Manosphere: The words ‘manosphere’ and ‘incels’ (involuntarily celibate) have now entered common parlance thanks to Netflix’s smash hit show Adolescence. In this piece by writer Ayaan Paul, the manosphere is described as a loosely connected network of misogynistic influencers, incel forums, and self-proclaimed alpha males. This online subculture claims that there is a “reality” where women run the world without taking responsibility for it, and that their male victims are not permitted to complain, according to an early analysis of the culture, according to this article in The Guardian.

Somewhere someone said something stupid

“The country’s (India’s) GDP is being destroyed because of three women — a boy’s mother, his wife, and his wife’s mother. When a man begins to show dominance over a woman in his life, in 99 of 100 cases, another one of these women will be involved.”

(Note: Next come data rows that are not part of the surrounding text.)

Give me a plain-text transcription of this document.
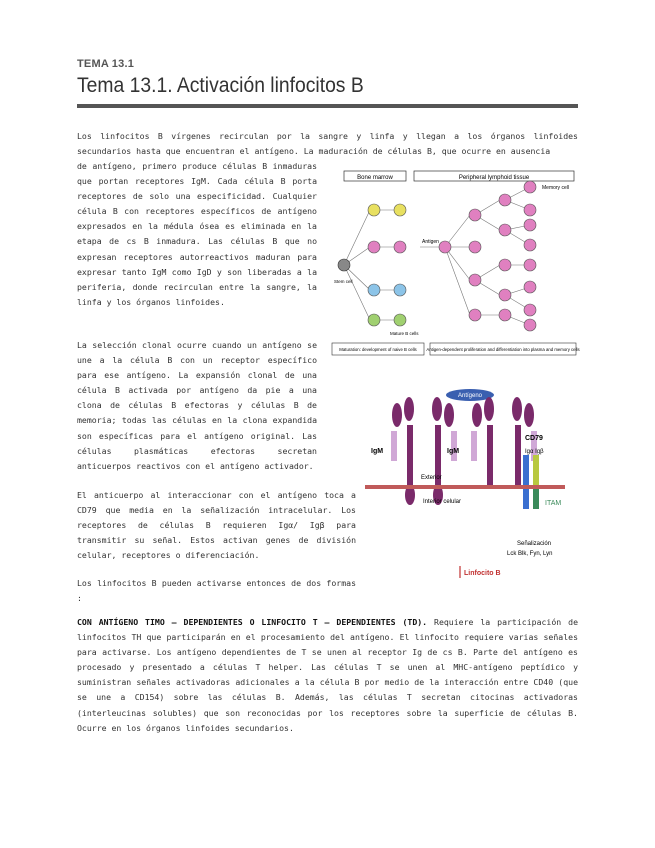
TEMA 13.1
Tema 13.1. Activación linfocitos B
Los linfocitos B vírgenes recirculan por la sangre y linfa y llegan a los órganos linfoides secundarios hasta que encuentran el antígeno. La maduración de células B, que ocurre en ausencia
de antígeno, primero produce células B inmaduras que portan receptores IgM. Cada célula B porta receptores de solo una especificidad. Cualquier célula B con receptores específicos de antígeno expresados en la médula ósea es eliminada en la etapa de cs B inmadura. Las células B que no expresan receptores autorreactivos maduran para expresar tanto IgM como IgD y son liberadas a la periferia, donde recirculan entre la sangre, la linfa y los órganos linfoides.
La selección clonal ocurre cuando un antígeno se une a la célula B con un receptor específico para ese antígeno. La expansión clonal de una célula B activada por antígeno da pie a una clona de células B efectoras y células B de memoria; todas las células en la clona expandida son específicas para el antígeno original. Las células plasmáticas efectoras secretan anticuerpos reactivos con el antígeno activador.
El anticuerpo al interaccionar con el antígeno toca a CD79 que media en la señalización intracelular. Los receptores de células B requieren Igα/ Igβ para transmitir su señal. Estos activan genes de división celular, receptores o diferenciación.
Los linfocitos B pueden activarse entonces de dos formas :
CON ANTÍGENO TIMO – DEPENDIENTES O LINFOCITO T – DEPENDIENTES (TD). Requiere la participación de linfocitos TH que participarán en el procesamiento del antígeno. El linfocito requiere varias señales para activarse. Los antígeno dependientes de T se unen al receptor Ig de cs B. Parte del antígeno es procesado y presentado a células T helper. Las células T se unen al MHC-antígeno peptídico y suministran señales activadoras adicionales a la célula B por medio de la interacción entre CD40 (que se une a CD154) sobre las células B. Además, las células T secretan citocinas activadoras (interleucinas solubles) que son reconocidas por los receptores sobre la superficie de células B. Ocurre en los órganos linfoides secundarios.
Bone marrow	Peripheral lymphoid tissue
Antigen
Memory cell
Stem cell
Mature B cells
Maturation: development of naive B cells Antigen-dependent proliferation and differentiation into plasma and memory cells
Antígeno
IgM	IgM
Exterior
Interior celular
CD79
Igα Igβ
ITAM
Señalización
Lck Blk, Fyn, Lyn
Linfocito B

Marital consultant Amit Sangwan on the Vaad podcast

Women we meet

Shalini Rao
| Photo Credit:
Special Arrangement

Shalini Rao, a therapist and educator, says that we are currently experiencing the golden age of questioning gender. “What would it be like when gender is an individual choice,” they asks. Their practise involves working with clients who are at the intersection of gender, disability and oppression. They say that the simple act of more people today using the they/them pronouns when addressing someone whose gender they are not sure of, is a huge leap forward. As someone who sits with their identity as a non-binary person, Shalini says that they hope that womanhood and feminism is seen as a lived experience and not a constructed identity. “Am I a woman just because the identity was assigned to me at birth? To answer this question, it is going to take work, time, effort and a whole lot of unpacking,” they say.